Wednesday, November 12, 2008

nothing left

i know this may have taken some time, but my dad came home that night and didn't come out of his office. right now i am in class, we are supposed to be doing some spreadsheet project but that stuff doesn't matter any more.

i don't want to let out my name, you can call me FI or by my user name, if you really know who i am then it may be trouble for you, or if i really know you.

as i said in the first one there are monsters out there. but lately as i have been studying, there are monsters in us too. all dormit and waiting for their moment to strike, it shows our dark side. it shows what we really want to hide.

my best friend, his monster came out the other night. i should have mentioned him first but the shock.....oh, god he's watching me from across the room. i think he somehow knows i am writing about him. he hurt somebody very close to both of us, i walked in on them as he pounced. both their eyes gleamed with animal insanity. i screamed, and both of them looked at me....the animal faded from their eyes as they saw me.

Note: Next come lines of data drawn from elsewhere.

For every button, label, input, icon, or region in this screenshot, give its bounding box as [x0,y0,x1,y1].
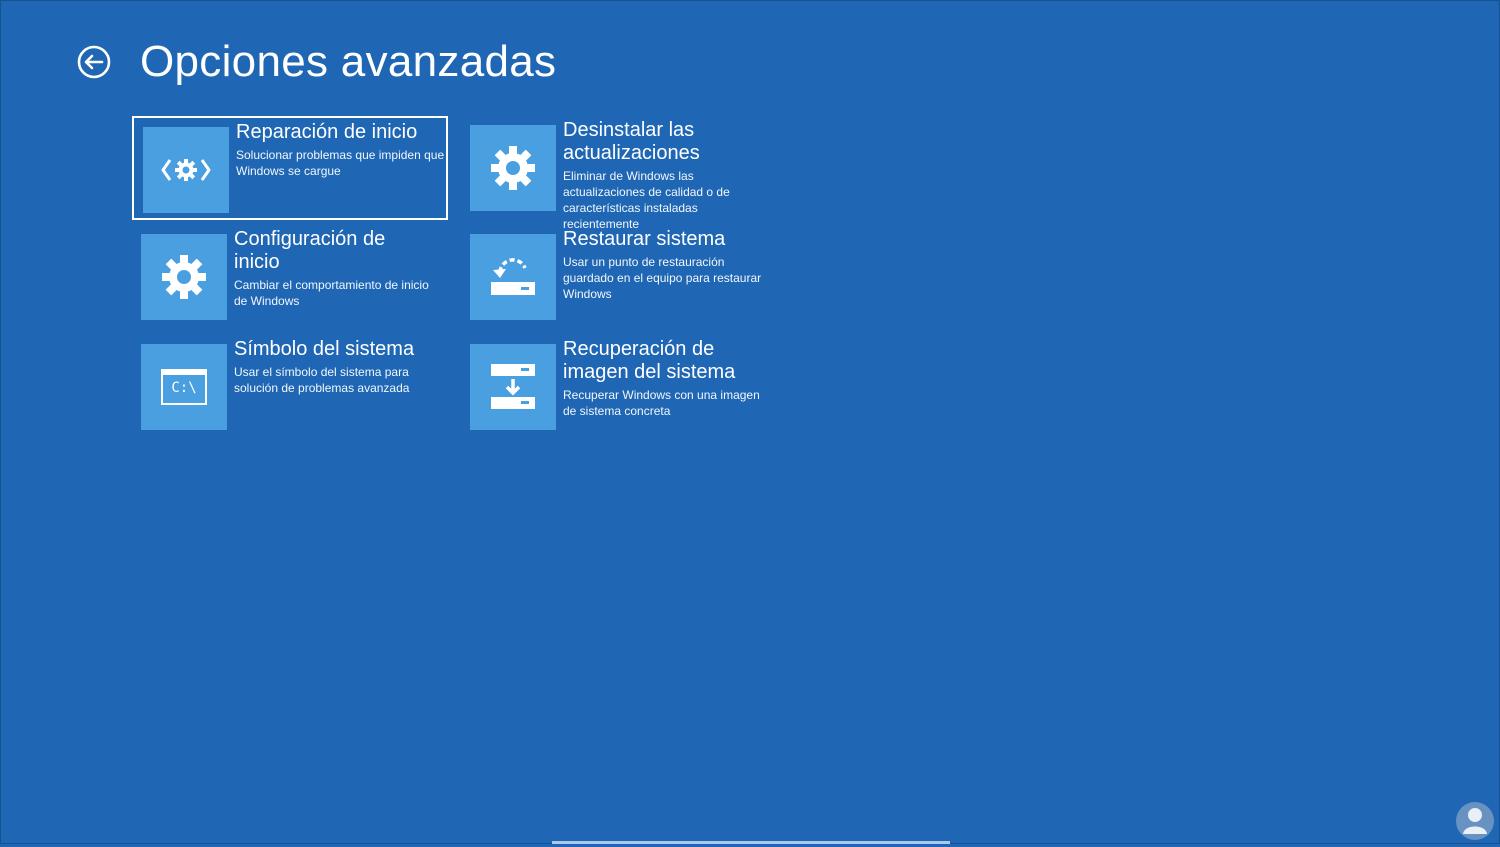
command-prompt-text: C:\ [171,380,197,396]
option-description: Solucionar problemas que impiden que Win… [236,148,445,178]
option-title: Configuración de inicio [234,228,386,273]
option-tile [470,234,556,320]
back-arrow-icon [77,45,111,79]
option-uninstall-updates[interactable]: Desinstalar las actualizaciones Eliminar… [461,116,777,231]
option-title: Restaurar sistema [563,228,726,250]
option-title: Desinstalar las actualizaciones [563,119,700,164]
option-description: Eliminar de Windows las actualizaciones … [563,169,730,231]
gear-icon [162,255,206,299]
option-tile [470,344,556,430]
option-tile [141,234,227,320]
option-description: Usar el símbolo del sistema para solució… [234,365,410,395]
page-title: Opciones avanzadas [140,37,557,86]
option-system-image-recovery[interactable]: Recuperación de imagen del sistema Recup… [461,335,777,439]
watermark-person-icon [1456,802,1494,840]
option-description: Usar un punto de restauración guardado e… [563,255,762,301]
system-image-recovery-icon [491,364,535,409]
option-title: Recuperación de imagen del sistema [563,338,736,383]
option-command-prompt[interactable]: C:\ Símbolo del sistema Usar el símbolo … [132,335,448,439]
option-startup-repair[interactable]: Reparación de inicio Solucionar problema… [132,116,448,220]
gear-icon [491,146,535,190]
startup-repair-icon [161,159,211,181]
option-system-restore[interactable]: Restaurar sistema Usar un punto de resta… [461,225,777,329]
back-button[interactable] [76,44,112,80]
option-startup-settings[interactable]: Configuración de inicio Cambiar el compo… [132,225,448,329]
option-tile: C:\ [141,344,227,430]
option-tile [470,125,556,211]
option-tile [143,127,229,213]
option-description: Recuperar Windows con una imagen de sist… [563,388,760,418]
option-description: Cambiar el comportamiento de inicio de W… [234,278,429,308]
command-prompt-icon: C:\ [161,369,207,405]
system-restore-icon [491,258,535,295]
watermark-logo [1454,800,1496,842]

he reached out for me and i just had to run. the next day at lunch he tried to talk to me, he tried to explain, but i was a coward and i refused to listen. i never wanted to be weak, i need to be strong.

another person died this week, i knew that person held a key. he's still watching me, but he bowed his head then looked back at me with pain in his eyes. before he whispered something to me.

'i know you have a key.'

-FI

Friday, November 7, 2008

hi hi a thousand times

It's weird, i can't be normal. never have been for that matter. sorry if none of this is really capitalized but i'm in a hurry. any minute dad could come into his office- where i am banned from- and kick me off. who i am is not important, and somethings i say aren't either....but if you get the main point then you are gold.

there are bad people out there. i know a lot of them, more than there are in my small town. they want something from us. they need something, they need the key. the key is hidden....someplace where they will never find it.

few know where the key is....the knowledge will be born into them.....they can save everything. please if you know the secrets, dont tell a soul. our world is in your hands, the millions of lives....dont sentence them to a death not even you can comprehend.

damn, my dad's coming. i'll write back as soon as possible. please, it is our world at risk. some are the key, they know what to do.